Holger Veit <holger.veit@gmd.de> schrieb:

> Der Inhalt erschliesst sich erst dann vollstaendig, wenn das
> Wort auch in dem Kontext verwendet wird, den der Sprecher
> gemeint hat. Als vorlaeufige Definition reicht obiges beim
> ersten Hoeren/Lesen (ausserhalb jedes Kontextes!) erstmal
> vollkommen aus.

Sprache verliert so immer mehr an Redundanz. Ich empfinde das
als Nachteil. Redundanz erleichtert das Verstehen, da unser
Lernen hauptsächlich auf Wiederholung beruht. Gute Lehrbücher
z.B. wiederholen den Stoff geschickt in verschiedenen Abständen,
schlechte unterlassen das; die können fachlich noch so korrekt
sein, ich mag sie nicht.

> Wenn das Wort dann wirklich in Gebrauch ist, dann verfeinert man
> automatisch sein Bild dessen. Was meinst Du, bei wievielen selteneren
> Begriffen Du und jeder von uns sich so ein Halbwissen zurecht-
> gezimmert hat?

Das ist ein normaler Mechanismus, durch den wir Neues lernen:
durch Nachahmung. Wenn ein neues Wort keine Beziehung zu bereits
Gelerntem hat, wird es natürlich schwerer, seine Bedeutung
richtig zu erfassen.

> Dass dem so ist, faellt erst dann auf, wenn man
> so ein vermeintlich bekanntes Wort mal gegenueber anderen in
> einem unpassenden Zusammenhang verwendet und ggf. korrigiert
> wird. Und letzteres passiert u.U. noch nicht mal - die Sprachredundanz
> sorgt dazu, dass das Gegenueber trotzdem versteht, was man ausdruecken
> will.

Hier magst Du sie plötzlich auch, die Redundanz der Sprache.
Diese geht nach und nach immer mehr verloren. Das hat nichts mit
"Film um 11" zu tun, sondern ist eine bekannte Gesetzmäßigkeit.
Wenn man das möchte, kann man diesem Prozeß aber durch gezielte
Regulierung entgegenwirken.

> (Aufgefallen?

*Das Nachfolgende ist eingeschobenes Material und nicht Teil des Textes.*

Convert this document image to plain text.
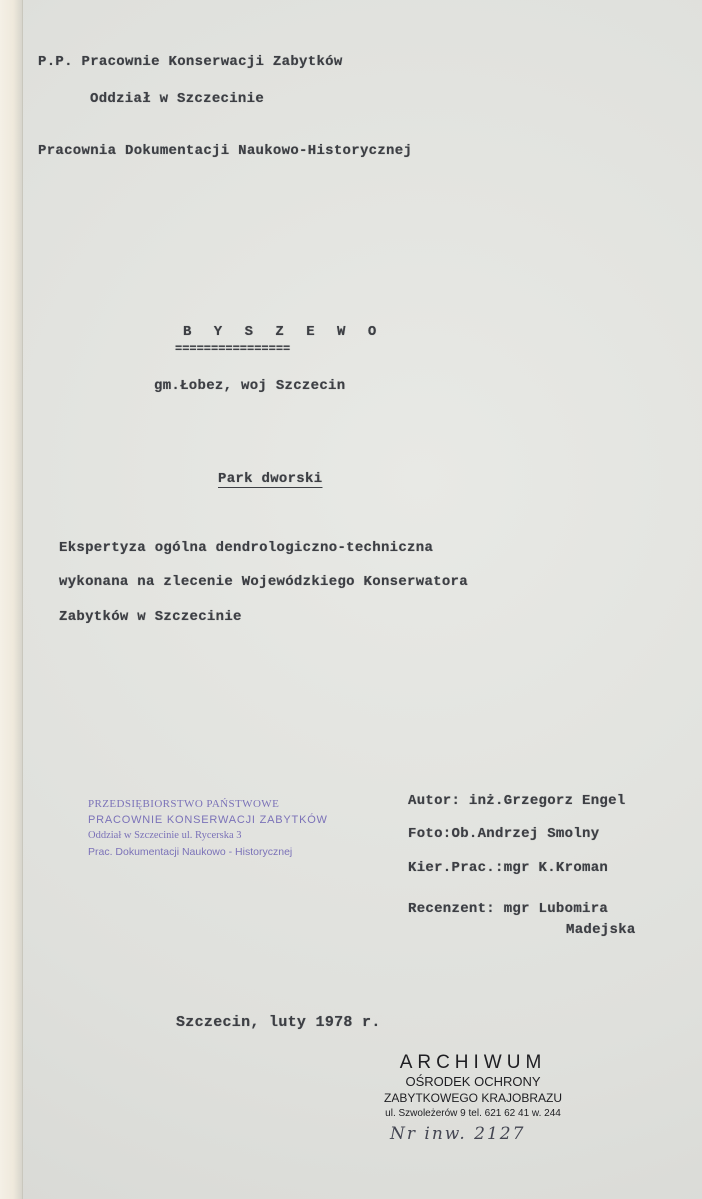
P.P. Pracownie Konserwacji Zabytków
Oddział w Szczecinie
Pracownia Dokumentacji Naukowo-Historycznej
B Y S Z E W O
================
gm.Łobez, woj Szczecin
Park dworski
Ekspertyza ogólna dendrologiczno-techniczna
wykonana na zlecenie Wojewódzkiego Konserwatora
Zabytków w Szczecinie
Autor: inż.Grzegorz Engel
Foto:Ob.Andrzej Smolny
Kier.Prac.:mgr K.Kroman
Recenzent: mgr Lubomira
Madejska
PRZEDSIĘBIORSTWO PAŃSTWOWE
PRACOWNIE KONSERWACJI ZABYTKÓW
Oddział w Szczecinie ul. Rycerska 3
Prac. Dokumentacji Naukowo - Historycznej
Szczecin, luty 1978 r.
ARCHIWUM
OŚRODEK OCHRONY
ZABYTKOWEGO KRAJOBRAZU
ul. Szwoleżerów 9 tel. 621 62 41 w. 244
Nr inw. 2127
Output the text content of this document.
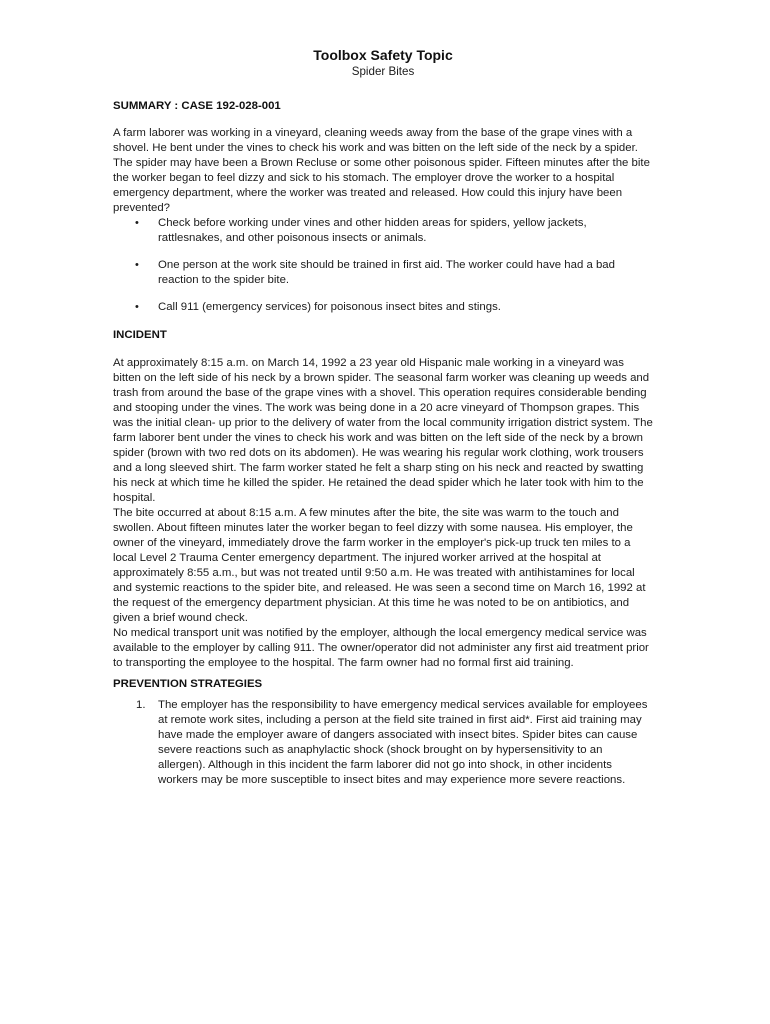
Toolbox Safety Topic
Spider Bites
SUMMARY : CASE 192-028-001

A farm laborer was working in a vineyard, cleaning weeds away from the base of the grape vines with a shovel. He bent under the vines to check his work and was bitten on the left side of the neck by a spider. The spider may have been a Brown Recluse or some other poisonous spider. Fifteen minutes after the bite the worker began to feel dizzy and sick to his stomach. The employer drove the worker to a hospital emergency department, where the worker was treated and released. How could this injury have been prevented?

• Check before working under vines and other hidden areas for spiders, yellow jackets, rattlesnakes, and other poisonous insects or animals.
• One person at the work site should be trained in first aid. The worker could have had a bad reaction to the spider bite.
• Call 911 (emergency services) for poisonous insect bites and stings.
INCIDENT

At approximately 8:15 a.m. on March 14, 1992 a 23 year old Hispanic male working in a vineyard was bitten on the left side of his neck by a brown spider. The seasonal farm worker was cleaning up weeds and trash from around the base of the grape vines with a shovel. This operation requires considerable bending and stooping under the vines. The work was being done in a 20 acre vineyard of Thompson grapes. This was the initial clean- up prior to the delivery of water from the local community irrigation district system. The farm laborer bent under the vines to check his work and was bitten on the left side of the neck by a brown spider (brown with two red dots on its abdomen). He was wearing his regular work clothing, work trousers and a long sleeved shirt. The farm worker stated he felt a sharp sting on his neck and reacted by swatting his neck at which time he killed the spider. He retained the dead spider which he later took with him to the hospital.

The bite occurred at about 8:15 a.m. A few minutes after the bite, the site was warm to the touch and swollen. About fifteen minutes later the worker began to feel dizzy with some nausea. His employer, the owner of the vineyard, immediately drove the farm worker in the employer's pick-up truck ten miles to a local Level 2 Trauma Center emergency department. The injured worker arrived at the hospital at approximately 8:55 a.m., but was not treated until 9:50 a.m. He was treated with antihistamines for local and systemic reactions to the spider bite, and released. He was seen a second time on March 16, 1992 at the request of the emergency department physician. At this time he was noted to be on antibiotics, and given a brief wound check.

No medical transport unit was notified by the employer, although the local emergency medical service was available to the employer by calling 911. The owner/operator did not administer any first aid treatment prior to transporting the employee to the hospital. The farm owner had no formal first aid training.

PREVENTION STRATEGIES
1. The employer has the responsibility to have emergency medical services available for employees at remote work sites, including a person at the field site trained in first aid*. First aid training may have made the employer aware of dangers associated with insect bites. Spider bites can cause severe reactions such as anaphylactic shock (shock brought on by hypersensitivity to an allergen). Although in this incident the farm laborer did not go into shock, in other incidents workers may be more susceptible to insect bites and may experience more severe reactions.
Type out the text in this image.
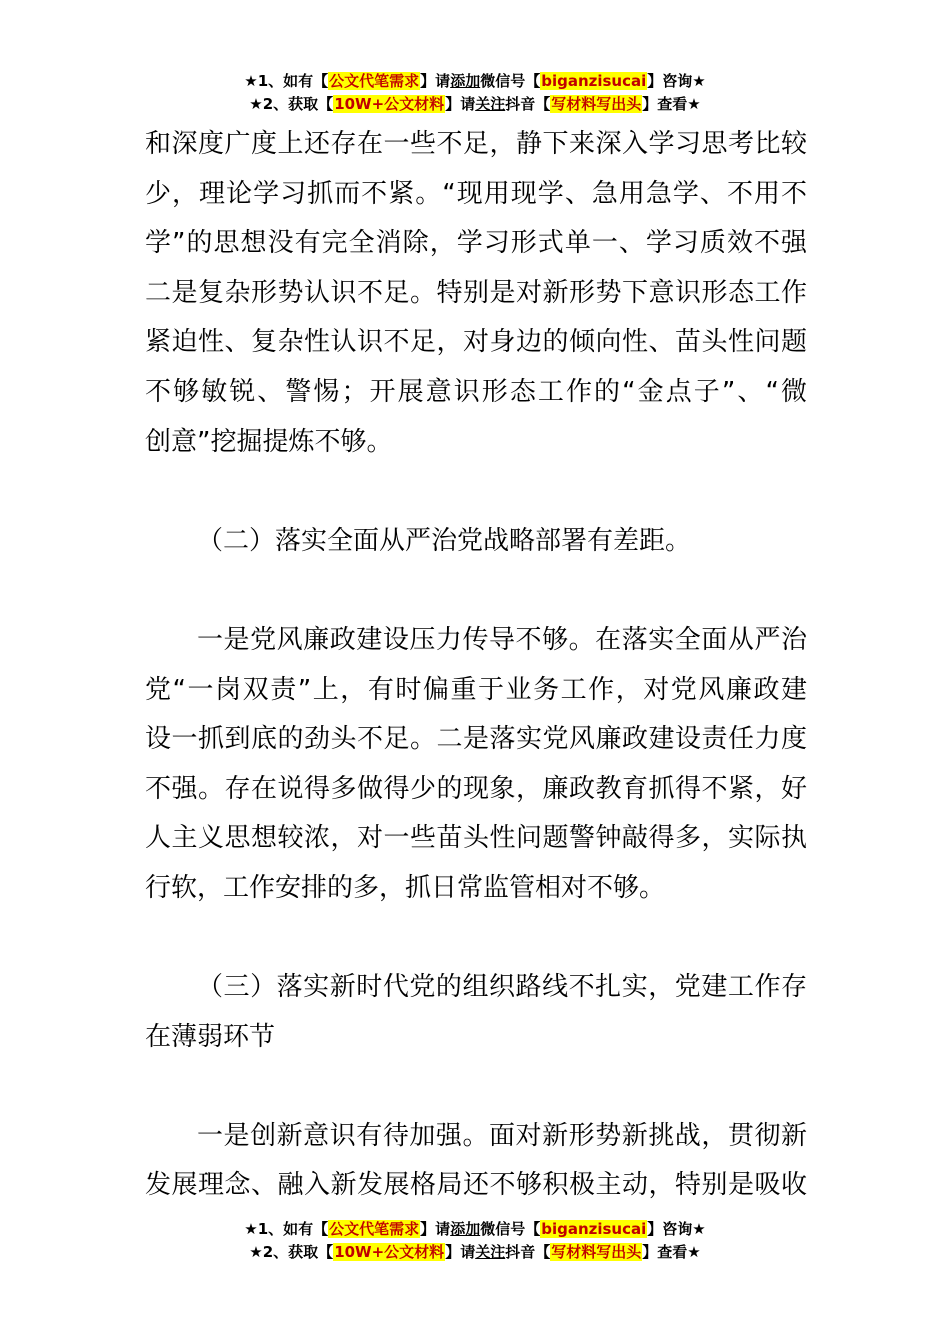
★1、如有【公文代笔需求】请添加微信号【biganzisucai】咨询★
★2、获取【10W+公文材料】请关注抖音【写材料写出头】查看★
和深度广度上还存在一些不足，静下来深入学习思考比较
少，理论学习抓而不紧。“现用现学、急用急学、不用不
学”的思想没有完全消除，学习形式单一、学习质效不强
二是复杂形势认识不足。特别是对新形势下意识形态工作
紧迫性、复杂性认识不足，对身边的倾向性、苗头性问题
不够敏锐、警惕；开展意识形态工作的“金点子”、“微
创意”挖掘提炼不够。
（二）落实全面从严治党战略部署有差距。
一是党风廉政建设压力传导不够。在落实全面从严治
党“一岗双责”上，有时偏重于业务工作，对党风廉政建
设一抓到底的劲头不足。二是落实党风廉政建设责任力度
不强。存在说得多做得少的现象，廉政教育抓得不紧，好
人主义思想较浓，对一些苗头性问题警钟敲得多，实际执
行软，工作安排的多，抓日常监管相对不够。
（三）落实新时代党的组织路线不扎实，党建工作存
在薄弱环节
一是创新意识有待加强。面对新形势新挑战，贯彻新
发展理念、融入新发展格局还不够积极主动，特别是吸收
★1、如有【公文代笔需求】请添加微信号【biganzisucai】咨询★
★2、获取【10W+公文材料】请关注抖音【写材料写出头】查看★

Da stand "dazu", wo korrekt "dafuer" haette stehen sollen -
> ueberliest man leicht. Hier mal bewusst angewandt, in vielen anderen
> Faellen ehre (sic!) ein Fluechtigkeitsfehler).

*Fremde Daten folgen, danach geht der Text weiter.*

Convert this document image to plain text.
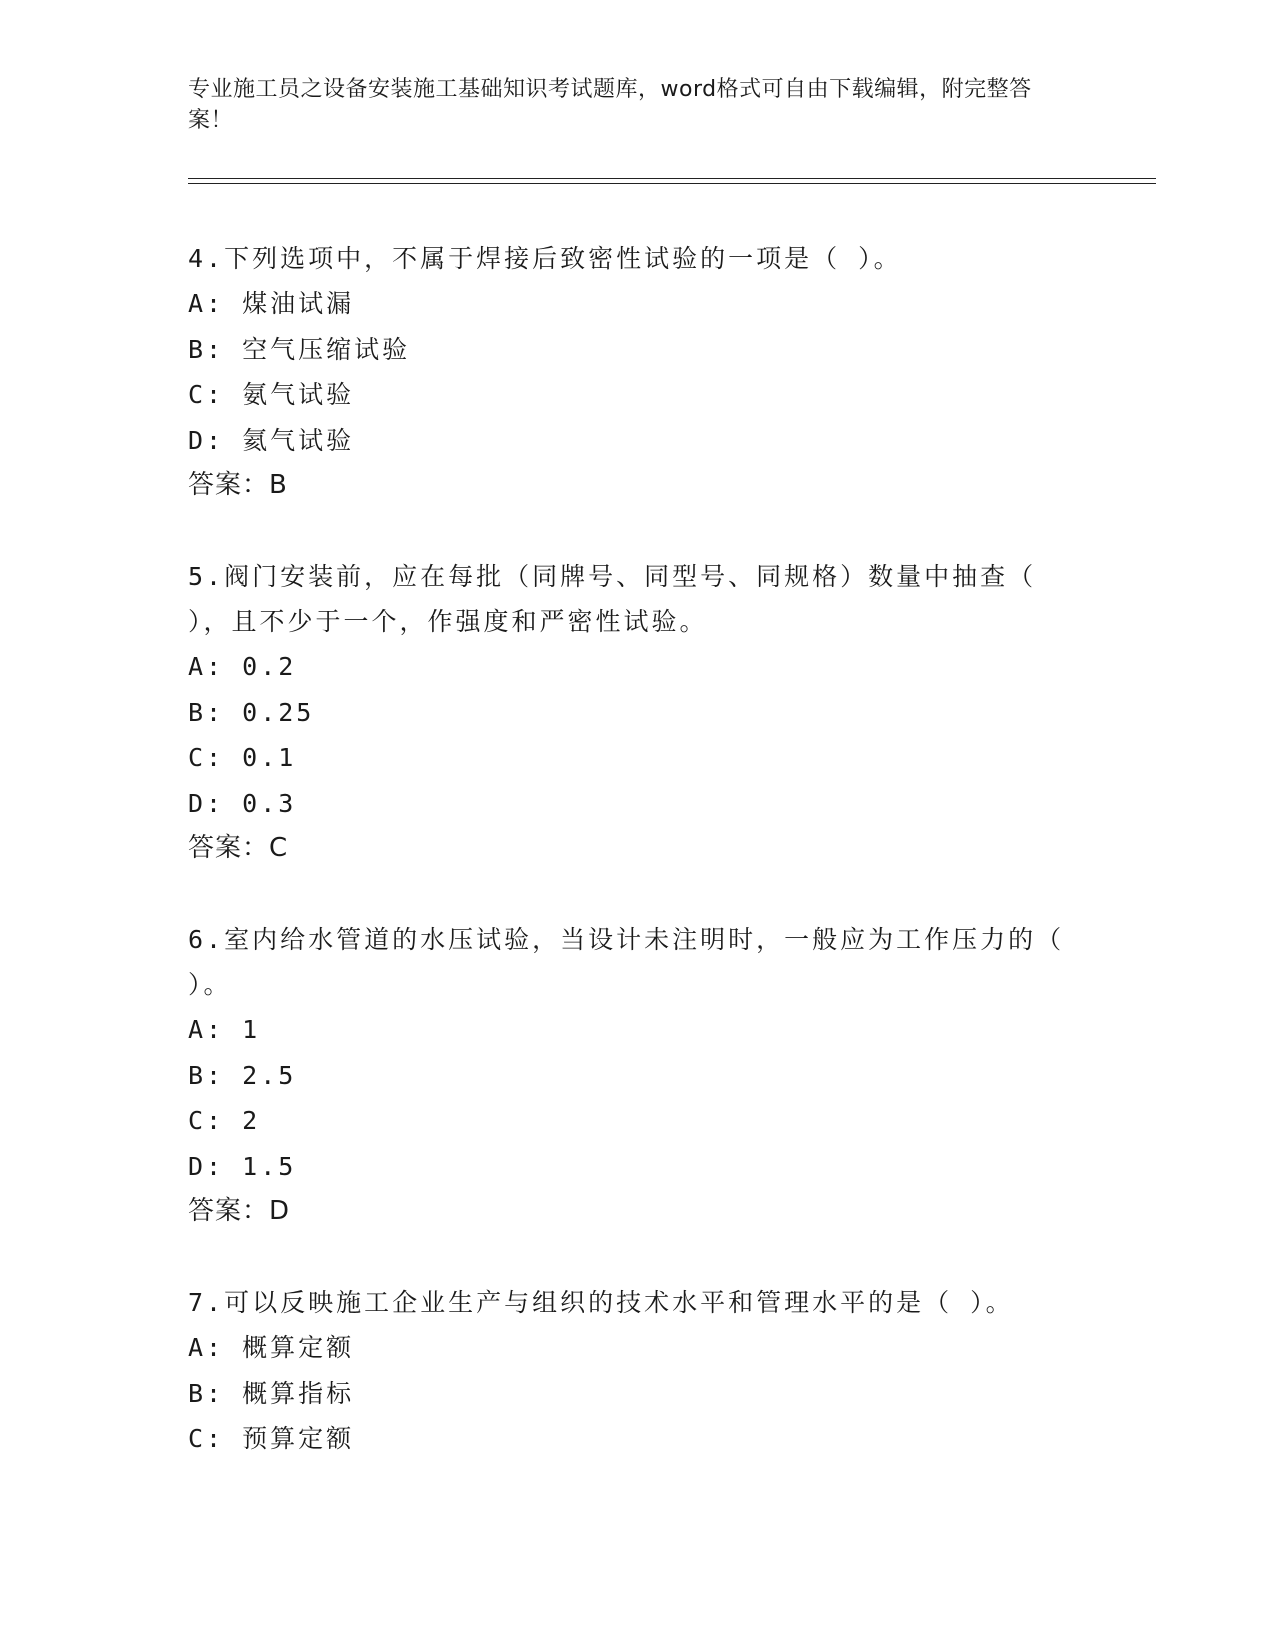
专业施工员之设备安装施工基础知识考试题库，word格式可自由下载编辑，附完整答案！
4.下列选项中，不属于焊接后致密性试验的一项是（ ）。
A: 煤油试漏
B: 空气压缩试验
C: 氨气试验
D: 氦气试验
答案：B
5.阀门安装前，应在每批（同牌号、同型号、同规格）数量中抽查（ ），且不少于一个，作强度和严密性试验。
A: 0.2
B: 0.25
C: 0.1
D: 0.3
答案：C
6.室内给水管道的水压试验，当设计未注明时，一般应为工作压力的（ ）。
A: 1
B: 2.5
C: 2
D: 1.5
答案：D
7.可以反映施工企业生产与组织的技术水平和管理水平的是（ ）。
A: 概算定额
B: 概算指标
C: 预算定额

Ist mir sofort aufgefallen. Ich lese etwas langsamer als manch
Anderer, aber dafür bewußt aufmerksam.

> Im uebrigen lassen sich Worthuelsen auch hervorragend ohne
> Wortneuschoepfungen und Pseudo-Anglizismen produzieren.

Stimmt. Worthülsen funktionieren am besten mit Worten, deren
Bedeutung dem Zuhörer etwas unklar ist. Davon gibt es schon mehr
als genug. Hängt aber vom "Zuhörer" ab, vor allem seinem
Bildungsniveau. Das ist ja auch der Trick: Weil der Zuhörer nicht
zugeben möchte, daß er einen bestmmten Begriff nicht (richtig)
kennt, fragt er nicht nach, wenn's ihm "spanisch" vorkommt.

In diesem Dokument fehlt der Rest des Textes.